Betsy Doyle was a woman of the army, one of a small number of military wives who were permitted to accompany their husbands to perform menial but necessary tasks such as laundry and nursing. Prior to the War of 1812 she married Andrew Doyle, a private in the First United States Artillery Regiment. Andrew was stationed at Fort Niagara, an antiquated outpost on the United States/Canadian border, about 30 miles north of Buffalo, New York. When U.S. forces invaded Upper Canada, just seven miles south of the Fort, on October 13, 1812, Private Doyle was among them. The subsequent Battle of Queenston was a disaster for the Americans and Doyle became a prisoner of war. When he was recognized by his captors as a native of Upper Canada, Doyle was sent to England to be tried for treason. There he remained for the balance of the war, an inmate at the infamous Dartmoor prison. Andrew’s capture left Betsy and her four children alone at Fort Niagara.
After the battle of Queenston, both sides agreed to a 30-day truce needed to recover from the battle and strengthen their respective positions. When the truce expired on November 21, the guns of Forts Niagara and George, just 600 yards apart, opened fire. To gain a height advantage, Americans had removed the roofs of several buildings inside Fort Niagara and installed artillery batteries on the buildings’ top floors.
As an added edge, American gunners employed hot shot, cannonballs heated red hot, to set fire to Fort George’s wooden buildings. One particular gun was located on the top floor of Fort Niagara’s stone Mess House (today called the French Castle), a structure built by the French in 1726. As casualties began to mount, Betsy Doyle swung into action, carrying red hot cannonballs from downstairs fireplaces to the gun on the exposed top floor. This was Betsy Doyle’s moment of fame as the Fort’s commandant mentioned her bravery in his official report and in his journal.

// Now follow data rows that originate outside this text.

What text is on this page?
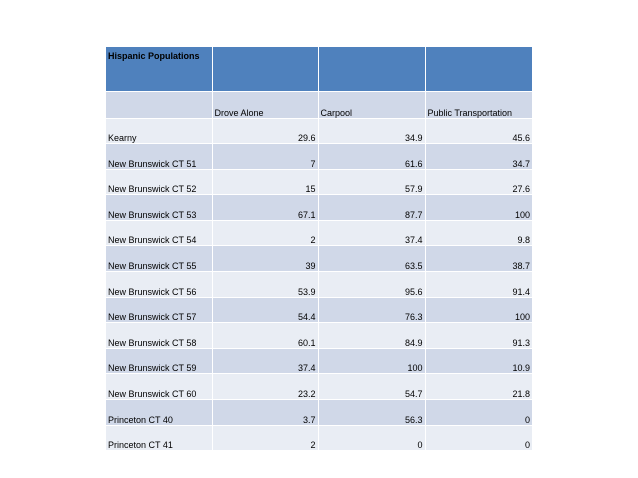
Hispanic Populations			
	Drove Alone	Carpool	Public Transportation
Kearny	29.6	34.9	45.6
New Brunswick CT 51	7	61.6	34.7
New Brunswick CT 52	15	57.9	27.6
New Brunswick CT 53	67.1	87.7	100
New Brunswick CT 54	2	37.4	9.8
New Brunswick CT 55	39	63.5	38.7
New Brunswick CT 56	53.9	95.6	91.4
New Brunswick CT 57	54.4	76.3	100
New Brunswick CT 58	60.1	84.9	91.3
New Brunswick CT 59	37.4	100	10.9
New Brunswick CT 60	23.2	54.7	21.8
Princeton CT 40	3.7	56.3	0
Princeton CT 41	2	0	0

Several months later in the spring of 1813, a group of young American officers at Fort Niagara were discussing Betsy’s exploits and decided to summon her to the roof of the Mess House to view the reputed charms of a “sort of Gallic Amazon.” According to William Worth, the group was “sadly disappointed” to discover that Mrs. Doyle more resembled Meg Merilles, a gypsy-witch character in literature, rather than the Maid of Orleans.